Her first feature was published Nov. 23 (when most of us were focused on the final week of the “tech surge” to fix HealthCare.gov). She followed up in February. McCrummen looked at the faces behind the numbers – and asked questions about the numbers.
Her stories took her to Breathitt County in the foothills of Appalachia, one of the poorest and unhealthiest counties in the U.S with high rates of diabetes and heart disease. She focused on Courtney Lively, who is a human link between being covered and not being covered. Lively works at a clinic near a fast food joint, helping people get coverage, some for the first time. Among those walking through her office door were “cashiers from the IGA grocery, clerks from the dollar store, workers from the lock factory, call-center agents, laid-off coal miners, KFC cooks, Chinese green-card holders in town to teach Appalachian students.”
What’s often overlooked, or what the public doesn’t always understand, is that the uninsured are not necessarily the unemployed. They are the working poor. Many may still have trouble making ends meet. But they don’t have to go without care, or worry about losing everything they have if someone gets sick.
Here’s one typical encounter in the piece:
“All right,” she [Lively] said to her next client, a 52-year-old disabled master electrician who said his mother, two brothers and two sisters all died from lung cancer. He had been ignoring a spot on his lung discovered during a visit to the emergency room after he had broken his ribs several years ago.
In McCrummen’s follow up, the newly insured were beginning to trickle in to the clinic or call in, asking to have prescriptions sent over to WalMart. Many had health problems that had gone unattended to for years. One 41-year-old woman saw a clinic doctor for stomach ulcers and got referrals to a neurologist for brain lesions and severe headaches, a gynecologist for abnormal bleeding, a hematologist for anemia, and an eye doctor (not just for glasses, but a medical problem) . She also was going to see an ear, nose and throat specialist.

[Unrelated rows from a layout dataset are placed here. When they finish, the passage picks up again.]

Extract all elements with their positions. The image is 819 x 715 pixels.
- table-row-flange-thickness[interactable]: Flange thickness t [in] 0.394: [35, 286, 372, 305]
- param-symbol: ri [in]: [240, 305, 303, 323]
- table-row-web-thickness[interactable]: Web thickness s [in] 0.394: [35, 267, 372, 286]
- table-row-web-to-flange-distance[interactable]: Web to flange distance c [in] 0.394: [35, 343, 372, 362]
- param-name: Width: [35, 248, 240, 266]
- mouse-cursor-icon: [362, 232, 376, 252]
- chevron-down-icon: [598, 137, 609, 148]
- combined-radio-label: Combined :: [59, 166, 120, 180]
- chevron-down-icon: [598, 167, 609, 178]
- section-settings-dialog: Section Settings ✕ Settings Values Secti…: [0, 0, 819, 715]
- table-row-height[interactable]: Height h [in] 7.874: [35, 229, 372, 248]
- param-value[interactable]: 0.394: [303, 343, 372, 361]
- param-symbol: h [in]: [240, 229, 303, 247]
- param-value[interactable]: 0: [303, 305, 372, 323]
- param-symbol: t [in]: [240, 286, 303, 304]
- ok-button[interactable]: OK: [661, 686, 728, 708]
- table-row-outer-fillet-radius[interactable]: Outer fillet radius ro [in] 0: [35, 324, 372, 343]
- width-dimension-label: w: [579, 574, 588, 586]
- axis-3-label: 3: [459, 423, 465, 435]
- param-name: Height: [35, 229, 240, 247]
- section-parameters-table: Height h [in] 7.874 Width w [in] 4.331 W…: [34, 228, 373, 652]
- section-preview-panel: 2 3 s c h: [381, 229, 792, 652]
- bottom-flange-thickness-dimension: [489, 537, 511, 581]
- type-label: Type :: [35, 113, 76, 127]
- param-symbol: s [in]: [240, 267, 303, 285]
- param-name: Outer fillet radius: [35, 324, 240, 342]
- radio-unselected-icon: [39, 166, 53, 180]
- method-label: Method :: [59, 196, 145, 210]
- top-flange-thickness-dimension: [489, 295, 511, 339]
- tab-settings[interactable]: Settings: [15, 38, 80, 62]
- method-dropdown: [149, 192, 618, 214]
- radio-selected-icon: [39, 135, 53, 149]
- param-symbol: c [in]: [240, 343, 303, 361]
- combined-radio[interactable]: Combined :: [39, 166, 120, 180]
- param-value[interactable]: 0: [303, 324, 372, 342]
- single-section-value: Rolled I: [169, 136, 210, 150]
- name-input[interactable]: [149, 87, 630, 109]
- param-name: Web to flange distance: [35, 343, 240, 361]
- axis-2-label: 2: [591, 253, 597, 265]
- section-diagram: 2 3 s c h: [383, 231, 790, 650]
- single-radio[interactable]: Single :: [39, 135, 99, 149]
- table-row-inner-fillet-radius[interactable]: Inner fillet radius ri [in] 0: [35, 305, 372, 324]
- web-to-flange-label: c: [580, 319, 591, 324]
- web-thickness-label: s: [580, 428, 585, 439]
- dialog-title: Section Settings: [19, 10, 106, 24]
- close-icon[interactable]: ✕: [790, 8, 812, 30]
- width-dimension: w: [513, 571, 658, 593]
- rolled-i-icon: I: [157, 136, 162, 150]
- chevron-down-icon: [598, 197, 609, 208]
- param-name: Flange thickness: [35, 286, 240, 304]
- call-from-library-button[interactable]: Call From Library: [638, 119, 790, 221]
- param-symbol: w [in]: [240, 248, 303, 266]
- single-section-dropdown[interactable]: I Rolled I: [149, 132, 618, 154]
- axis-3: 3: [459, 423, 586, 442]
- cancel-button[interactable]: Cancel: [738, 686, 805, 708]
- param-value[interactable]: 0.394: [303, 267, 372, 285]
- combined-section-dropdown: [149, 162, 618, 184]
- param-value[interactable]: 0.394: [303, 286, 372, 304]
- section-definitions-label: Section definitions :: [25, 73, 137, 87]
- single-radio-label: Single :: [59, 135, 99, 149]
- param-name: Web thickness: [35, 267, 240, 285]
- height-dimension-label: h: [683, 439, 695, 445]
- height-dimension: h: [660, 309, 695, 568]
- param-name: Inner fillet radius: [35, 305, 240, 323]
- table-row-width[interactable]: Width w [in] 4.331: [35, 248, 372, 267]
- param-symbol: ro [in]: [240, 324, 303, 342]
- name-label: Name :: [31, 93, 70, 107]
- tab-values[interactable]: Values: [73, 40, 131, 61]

McCrummen noted the questions this raises. Are the newly insured going to be disproportionately sick and expensive? (Of course, if you report in a clinic – instead of, for instance, a tennis club – you’ll naturally find sick people there!) Or is taking care of them earlier in the course of a disease in a clinic (not an emergency department) going to save money in the long run?
This is the world that many critics of the new health-care law have worried about, one in which the sick and the poor expand the ranks of Medicaid while other Americans see premiums rise, policies canceled or favorite doctors booted out of networks.

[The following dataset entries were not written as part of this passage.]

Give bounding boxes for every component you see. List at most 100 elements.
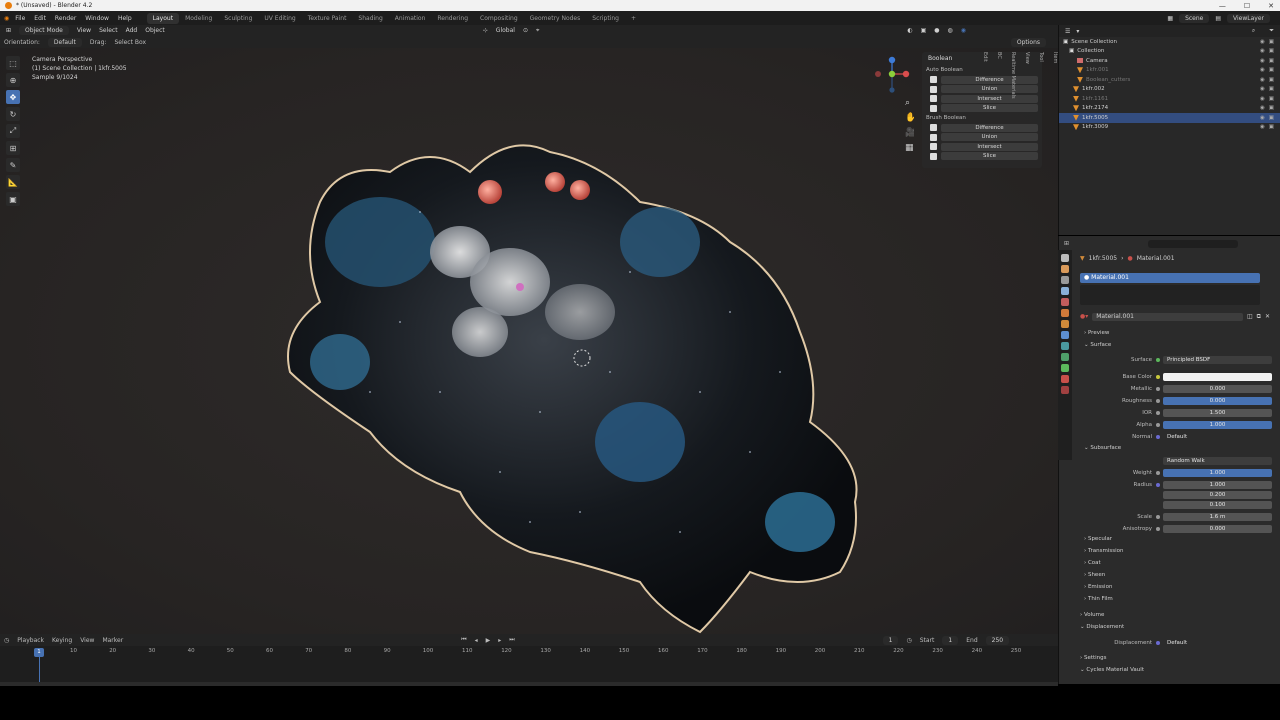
particles-tab-icon[interactable] [1061, 342, 1069, 350]
render-camera-icon[interactable]: ▣ [1269, 48, 1274, 54]
scale-field[interactable]: 1.6 m [1163, 512, 1272, 521]
metallic-field[interactable]: 0.000 [1163, 384, 1272, 393]
data-tab-icon[interactable] [1061, 364, 1069, 372]
tab-uv-editing[interactable]: UV Editing [258, 13, 301, 24]
tab-shading[interactable]: Shading [352, 13, 388, 24]
outliner-search-icon[interactable]: ⌕ [1252, 27, 1255, 35]
output-tab-icon[interactable] [1061, 276, 1069, 284]
visibility-eye-icon[interactable]: ◉ [1260, 124, 1265, 130]
material-browse-icon[interactable]: ●▾ [1080, 313, 1088, 320]
render-camera-icon[interactable]: ▣ [1269, 115, 1274, 121]
outliner-row[interactable]: ▣ Scene Collection ◉ ▣ [1059, 37, 1280, 47]
rotate-icon[interactable]: ↻ [6, 107, 20, 121]
tab-modeling[interactable]: Modeling [179, 13, 218, 24]
npanel-tab-tool[interactable]: Tool [1038, 52, 1044, 99]
base-color-swatch[interactable] [1163, 372, 1272, 381]
outliner-row[interactable]: 1kfr.001 ◉ ▣ [1059, 66, 1280, 76]
boolean-slice-button[interactable]: Slice [941, 152, 1038, 161]
material-tab-icon[interactable] [1061, 375, 1069, 383]
outliner-row[interactable]: 1kfr.3009 ◉ ▣ [1059, 123, 1280, 133]
visibility-eye-icon[interactable]: ◉ [1260, 77, 1265, 83]
move-icon[interactable]: ✥ [6, 90, 20, 104]
editor-type-icon[interactable]: ⊞ [6, 27, 11, 34]
navigation-gizmo[interactable]: ⌕ ✋ 🎥 ▦ [870, 54, 914, 154]
visibility-eye-icon[interactable]: ◉ [1260, 96, 1265, 102]
end-field[interactable]: 250 [985, 635, 1010, 645]
current-frame-field[interactable]: 1 [882, 635, 899, 645]
fake-user-icon[interactable]: ◫ [1247, 313, 1253, 320]
timeline-view-menu[interactable]: View [80, 637, 94, 644]
anisotropy-field[interactable]: 0.000 [1163, 524, 1272, 533]
outliner-row[interactable]: ▣ Collection ◉ ▣ [1059, 47, 1280, 57]
overlay-icon[interactable]: ◐ [907, 27, 912, 34]
mode-selector[interactable]: Object Mode [19, 26, 69, 35]
material-slot-list-item[interactable]: ● Material.001 [1080, 273, 1260, 283]
snap-icon[interactable]: ⌖ [536, 27, 539, 35]
boolean-intersect-button[interactable]: Intersect [941, 142, 1038, 151]
sss-method-dropdown[interactable]: Random Walk [1163, 456, 1272, 465]
add-menu[interactable]: Add [126, 27, 138, 34]
start-field[interactable]: 1 [942, 635, 959, 645]
outliner-row[interactable]: 1kfr.1161 ◉ ▣ [1059, 94, 1280, 104]
orientation-default[interactable]: Default [47, 37, 82, 47]
options-button[interactable]: Options [1010, 37, 1046, 47]
annotate-icon[interactable]: ✎ [6, 158, 20, 172]
playhead[interactable]: 1 [34, 648, 44, 657]
menu-render[interactable]: Render [55, 15, 76, 22]
render-camera-icon[interactable]: ▣ [1269, 67, 1274, 73]
scene-selector[interactable]: Scene [1179, 13, 1210, 23]
section-transmission[interactable]: › Transmission [1084, 548, 1123, 560]
visibility-eye-icon[interactable]: ◉ [1260, 86, 1265, 92]
drag-value[interactable]: Select Box [114, 39, 146, 46]
select-menu[interactable]: Select [99, 27, 118, 34]
visibility-eye-icon[interactable]: ◉ [1260, 67, 1265, 73]
jump-start-icon[interactable]: ⏮ [461, 636, 466, 644]
material-name-field[interactable]: Material.001 [1092, 312, 1243, 321]
visibility-eye-icon[interactable]: ◉ [1260, 115, 1265, 121]
object-tab-icon[interactable] [1061, 320, 1069, 328]
npanel-tab-view[interactable]: View [1024, 52, 1030, 99]
boolean-union-button[interactable]: Union [941, 133, 1038, 142]
xray-icon[interactable]: ▣ [921, 27, 927, 34]
radius-y-field[interactable]: 0.200 [1163, 490, 1272, 499]
measure-icon[interactable]: 📐 [6, 175, 20, 189]
radius-z-field[interactable]: 0.100 [1163, 500, 1272, 509]
properties-search[interactable] [1148, 240, 1238, 248]
outliner-row[interactable]: 1kfr.2174 ◉ ▣ [1059, 104, 1280, 114]
outliner-editor-icon[interactable]: ☰ [1065, 28, 1070, 35]
render-camera-icon[interactable]: ▣ [1269, 39, 1274, 45]
tab-scripting[interactable]: Scripting [586, 13, 625, 24]
playback-menu[interactable]: Playback [17, 637, 44, 644]
boolean-difference-button[interactable]: Difference [941, 123, 1038, 132]
weight-field[interactable]: 1.000 [1163, 468, 1272, 477]
texture-tab-icon[interactable] [1061, 386, 1069, 394]
blender-menu-icon[interactable]: ◉ [4, 15, 9, 22]
render-camera-icon[interactable]: ▣ [1269, 96, 1274, 102]
menu-edit[interactable]: Edit [34, 15, 46, 22]
shading-solid-icon[interactable]: ● [934, 27, 939, 34]
transform-icon[interactable]: ⊞ [6, 141, 20, 155]
tab-rendering[interactable]: Rendering [431, 13, 474, 24]
displacement-field[interactable]: Default [1163, 639, 1272, 647]
add-cube-icon[interactable]: ▣ [6, 192, 20, 206]
menu-help[interactable]: Help [118, 15, 132, 22]
preview-section[interactable]: › Preview [1084, 330, 1109, 336]
boolean-slice-button[interactable]: Slice [941, 104, 1038, 113]
surface-shader-field[interactable]: Principled BSDF [1163, 355, 1272, 364]
tab-geometry-nodes[interactable]: Geometry Nodes [524, 13, 587, 24]
world-tab-icon[interactable] [1061, 309, 1069, 317]
menu-file[interactable]: File [15, 15, 25, 22]
ior-field[interactable]: 1.500 [1163, 408, 1272, 417]
keying-menu[interactable]: Keying [52, 637, 72, 644]
visibility-eye-icon[interactable]: ◉ [1260, 39, 1265, 45]
section-thin-film[interactable]: › Thin Film [1084, 596, 1123, 608]
play-icon[interactable]: ▶ [486, 637, 491, 644]
render-camera-icon[interactable]: ▣ [1269, 58, 1274, 64]
shading-material-icon[interactable]: ◍ [948, 27, 953, 34]
section-emission[interactable]: › Emission [1084, 584, 1123, 596]
prev-key-icon[interactable]: ◂ [475, 637, 478, 644]
subsurface-section[interactable]: ⌄ Subsurface [1084, 445, 1121, 451]
menu-window[interactable]: Window [85, 15, 109, 22]
pivot-icon[interactable]: ⊙ [523, 27, 528, 34]
visibility-eye-icon[interactable]: ◉ [1260, 58, 1265, 64]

Supporters of the new law argue that another scenario will unfold in places such as eastern Kentucky, in which the sick and the poor get insurance, seek treatment for long-neglected illnesses and prevent other health problems down the line, ultimately saving the health-care system billions in emergency-room visits and other costs.
A week at the Breathitt County Family Health Center provides an early glimpse into how those theories are beginning to play out in a place where people have long worried about having no insurance at all.
She doesn’t attempt to answer those big economic questions – the answers aren’t going to be found in a few days or weeks in a single clinic and not everyone who walks into a clinic is going to have a whole bundle of untreated complicated problems requiring a platoon of specialists. But asking these questions added depth to an otherwise illustrative but less provocative feature.
McCrummen is a national writer for the Post and, based on the Post’s website, it looks like she gets to spend a lot longer on her stories than many of us do. But stories like these can be done locally in a shorter time frame, combining real-people narratives with the policy questions that are going to be consuming us for many months and years to come.